Lucien's gaze remained on Evelyn and Cassian. "You should have waited for me."

Cassian's answer came without hesitation. "There was noise below."

That made Lucien's expression change by a fraction.

A tiny shift.

Enough to matter.

Evelyn noticed it at once. "You expected us to find the passage."

Lucien's gaze moved briefly to the ring in the pouch before lifting again. "I expected you to find something."

Cassian's eyes narrowed. "You knew there was a child's ribbon down there?"

The room went still.

Lucien looked at him for a long moment before answering. "I knew the chamber had not been empty."

Evelyn looked between them, then at Mina, who appeared increasingly uncomfortable standing near a conversation she clearly had no wish to overhear. The greenhouse, once warm and quiet, now felt like a place where every hidden thing in the manor had begun pressing closer to the surface.

Lucien reached out and laid one hand on the ledger. "We are leaving the greenhouse sealed until I decide otherwise."

Evelyn crossed her arms. "You keep saying that about everything."

"That is because most things here should remain sealed."

Cassian looked at the open panel beneath the planter. "And the passage?"

Lucien's eyes flicked toward it. "That will remain hidden."

Evelyn stared at him.

There was too much he was still not saying. But for the first time, she also sensed that he had not brought them here merely to keep secrets. He had wanted them to find the edges of one.

The old Luna had left warnings.

The hidden chamber held a ribbon.

The manor had a passage beneath the greenhouse.

And somewhere beneath the dead pines, the buried truth was beginning to breathe.

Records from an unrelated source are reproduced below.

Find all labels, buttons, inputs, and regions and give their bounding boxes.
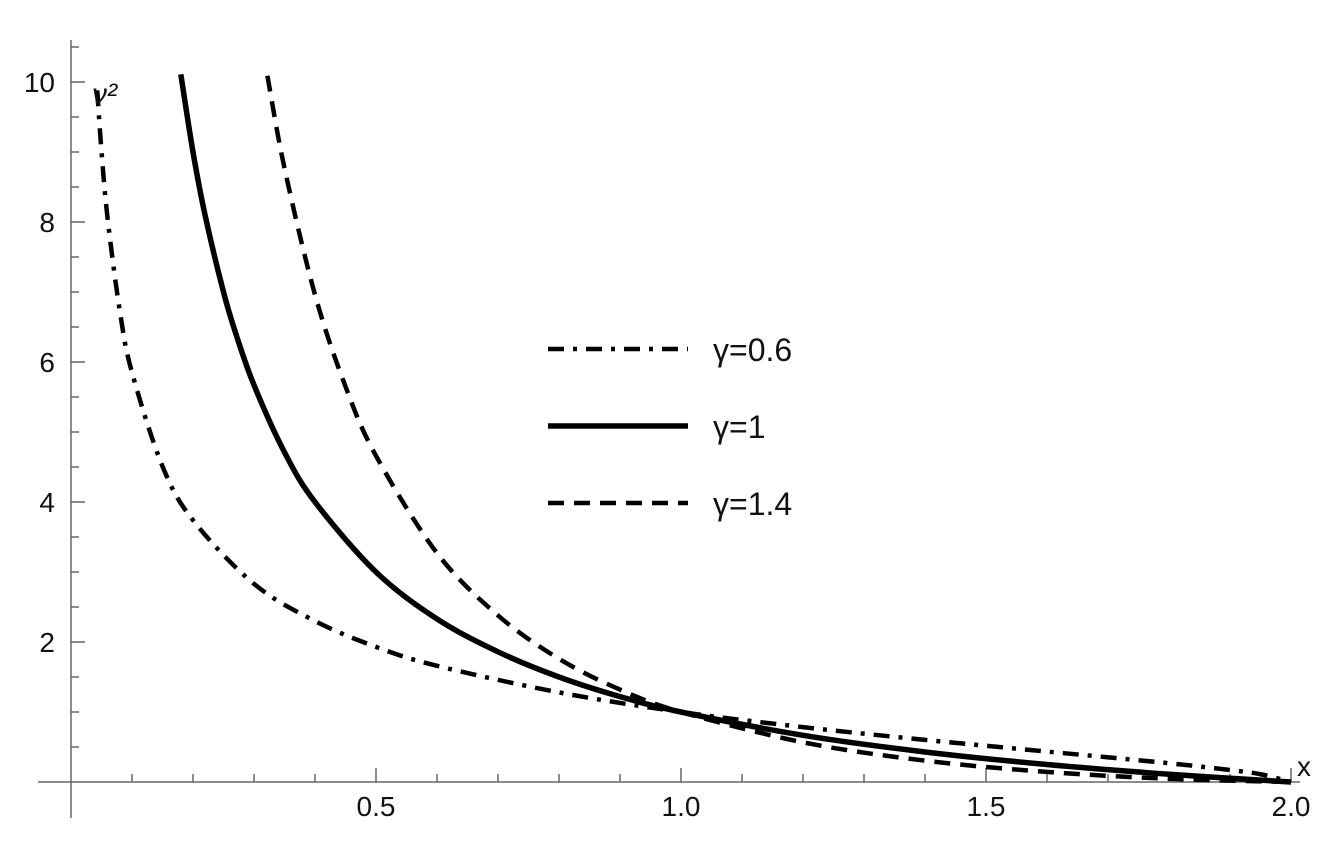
y-tick-label: 4 <box>39 487 55 518</box>
y-tick-label: 10 <box>24 67 55 98</box>
x-tick-label: 1.5 <box>967 791 1006 822</box>
x-tick-label: 2.0 <box>1272 791 1311 822</box>
y-axis-label: ν² <box>92 78 118 111</box>
legend-label: γ=0.6 <box>713 332 792 368</box>
y-tick-label: 6 <box>39 347 55 378</box>
x-tick-label: 1.0 <box>662 791 701 822</box>
legend-label: γ=1 <box>713 409 765 445</box>
series-group <box>94 73 1292 785</box>
x-tick-label: 0.5 <box>357 791 396 822</box>
legend-label: γ=1.4 <box>713 486 792 522</box>
series-solid-line <box>178 73 1292 785</box>
x-axis-label: x <box>1297 751 1311 782</box>
series-dashed-line <box>265 75 1292 785</box>
series-dash-dot-line <box>94 90 1292 785</box>
legend: γ=0.6 γ=1 γ=1.4 <box>548 332 792 522</box>
y-tick-label: 2 <box>39 627 55 658</box>
y-tick-label: 8 <box>39 207 55 238</box>
axes: 0.5 1.0 1.5 2.0 2 4 6 8 10 <box>24 40 1311 822</box>
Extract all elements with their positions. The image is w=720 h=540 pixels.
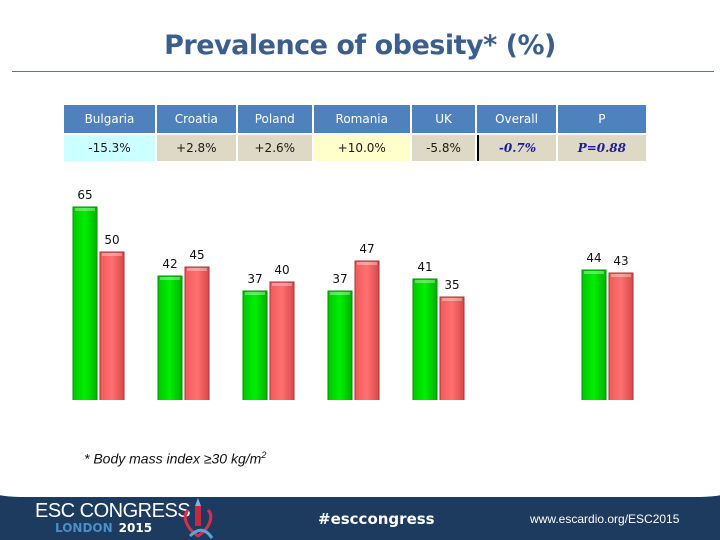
value-label-uk-green: 41 bbox=[417, 260, 432, 274]
slide-title: Prevalence of obesity* (%) bbox=[164, 30, 556, 61]
value-label-poland-green: 37 bbox=[247, 272, 262, 286]
column-header-croatia: Croatia bbox=[156, 105, 236, 133]
column-header-p: P bbox=[557, 105, 646, 133]
footnote: * Body mass index ≥30 kg/m2 bbox=[84, 450, 266, 467]
bar-group bbox=[72, 206, 634, 403]
bar-highlight bbox=[611, 274, 631, 277]
cell-uk: -5.8% bbox=[411, 135, 476, 161]
bar-bulgaria-green bbox=[72, 206, 98, 403]
cell-poland: +2.6% bbox=[237, 135, 312, 161]
bar-croatia-red bbox=[184, 266, 210, 403]
bar-all-red bbox=[608, 272, 634, 403]
value-label-croatia-red: 45 bbox=[189, 248, 204, 262]
title-divider bbox=[12, 71, 714, 72]
bar-highlight bbox=[75, 208, 95, 211]
cell-bulgaria: -15.3% bbox=[64, 135, 155, 161]
column-header-romania: Romania bbox=[313, 105, 410, 133]
bar-highlight bbox=[272, 283, 292, 286]
value-label-poland-red: 40 bbox=[274, 263, 289, 277]
bar-all-green bbox=[581, 269, 607, 403]
big-ben-heart-icon bbox=[183, 498, 214, 539]
bar-poland-red bbox=[269, 281, 295, 403]
cell-romania: +10.0% bbox=[313, 135, 410, 161]
cell-croatia: +2.8% bbox=[156, 135, 236, 161]
bar-uk-red bbox=[439, 296, 465, 403]
bar-highlight bbox=[415, 280, 435, 283]
cell-overall: -0.7% bbox=[477, 135, 556, 161]
value-label-romania-green: 37 bbox=[332, 272, 347, 286]
footnote-superscript: 2 bbox=[261, 450, 267, 460]
bar-romania-red bbox=[354, 260, 380, 403]
bar-highlight bbox=[160, 277, 180, 280]
bar-highlight bbox=[442, 298, 462, 301]
value-label-all-green: 44 bbox=[586, 251, 601, 265]
bar-croatia-green bbox=[157, 275, 183, 403]
bar-romania-green bbox=[327, 290, 353, 403]
column-header-bulgaria: Bulgaria bbox=[64, 105, 155, 133]
hashtag: #esccongress bbox=[318, 510, 435, 528]
column-header-poland: Poland bbox=[237, 105, 312, 133]
bar-highlight bbox=[187, 268, 207, 271]
value-label-group: 65 50 42 45 37 40 37 47 41 35 44 43 bbox=[77, 188, 628, 292]
bar-highlight bbox=[330, 292, 350, 295]
website-link[interactable]: www.escardio.org/ESC2015 bbox=[530, 512, 680, 526]
value-label-bulgaria-red: 50 bbox=[104, 233, 119, 247]
table-row: -15.3% +2.8% +2.6% +10.0% -5.8% -0.7% P=… bbox=[64, 135, 646, 161]
bar-uk-green bbox=[412, 278, 438, 403]
value-label-all-red: 43 bbox=[613, 254, 628, 268]
cell-p-value: P=0.88 bbox=[557, 135, 646, 161]
content-panel bbox=[0, 400, 720, 497]
bar-highlight bbox=[245, 292, 265, 295]
bar-poland-green bbox=[242, 290, 268, 403]
results-table: Bulgaria Croatia Poland Romania UK Overa… bbox=[62, 103, 648, 163]
logo-year: 2015 bbox=[118, 521, 153, 535]
bar-highlight bbox=[357, 262, 377, 265]
bar-bulgaria-red bbox=[99, 251, 125, 403]
column-header-uk: UK bbox=[411, 105, 476, 133]
value-label-croatia-green: 42 bbox=[162, 257, 177, 271]
table-header-row: Bulgaria Croatia Poland Romania UK Overa… bbox=[64, 105, 646, 133]
value-label-romania-red: 47 bbox=[359, 242, 374, 256]
column-header-overall: Overall bbox=[477, 105, 556, 133]
esc-congress-logo-text: ESC CONGRESS bbox=[35, 500, 191, 522]
value-label-bulgaria-green: 65 bbox=[77, 188, 92, 202]
footnote-text: * Body mass index ≥30 kg/m bbox=[84, 450, 262, 467]
bar-highlight bbox=[102, 253, 122, 256]
value-label-uk-red: 35 bbox=[444, 278, 459, 292]
bar-highlight bbox=[584, 271, 604, 274]
esc-congress-logo-subtitle: LONDON 2015 bbox=[55, 521, 152, 535]
logo-city: LONDON bbox=[55, 521, 113, 535]
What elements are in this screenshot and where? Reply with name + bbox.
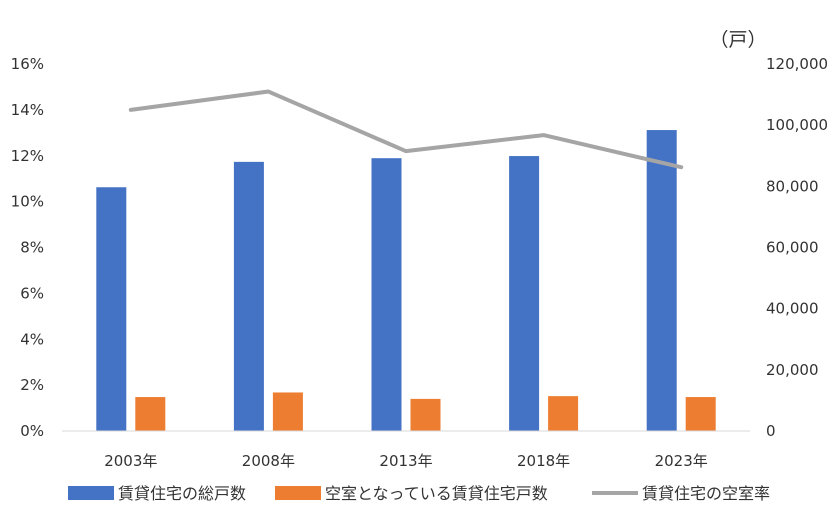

Lucien turned away first. "Come with me."

Evelyn looked at Cassian.

He had gone very still again, one hand already in his coat pocket where he had hidden the ribbon. His face was careful, unreadable, but the quiet tension in him told her that whatever they had found below had affected him more than he was willing to admit.

Together, they followed Lucien out of the greenhouse.

Behind them, the glass walls glowed with morning light, and beneath the planters the hidden passage waited in silence, as if it had only been opening its eyes.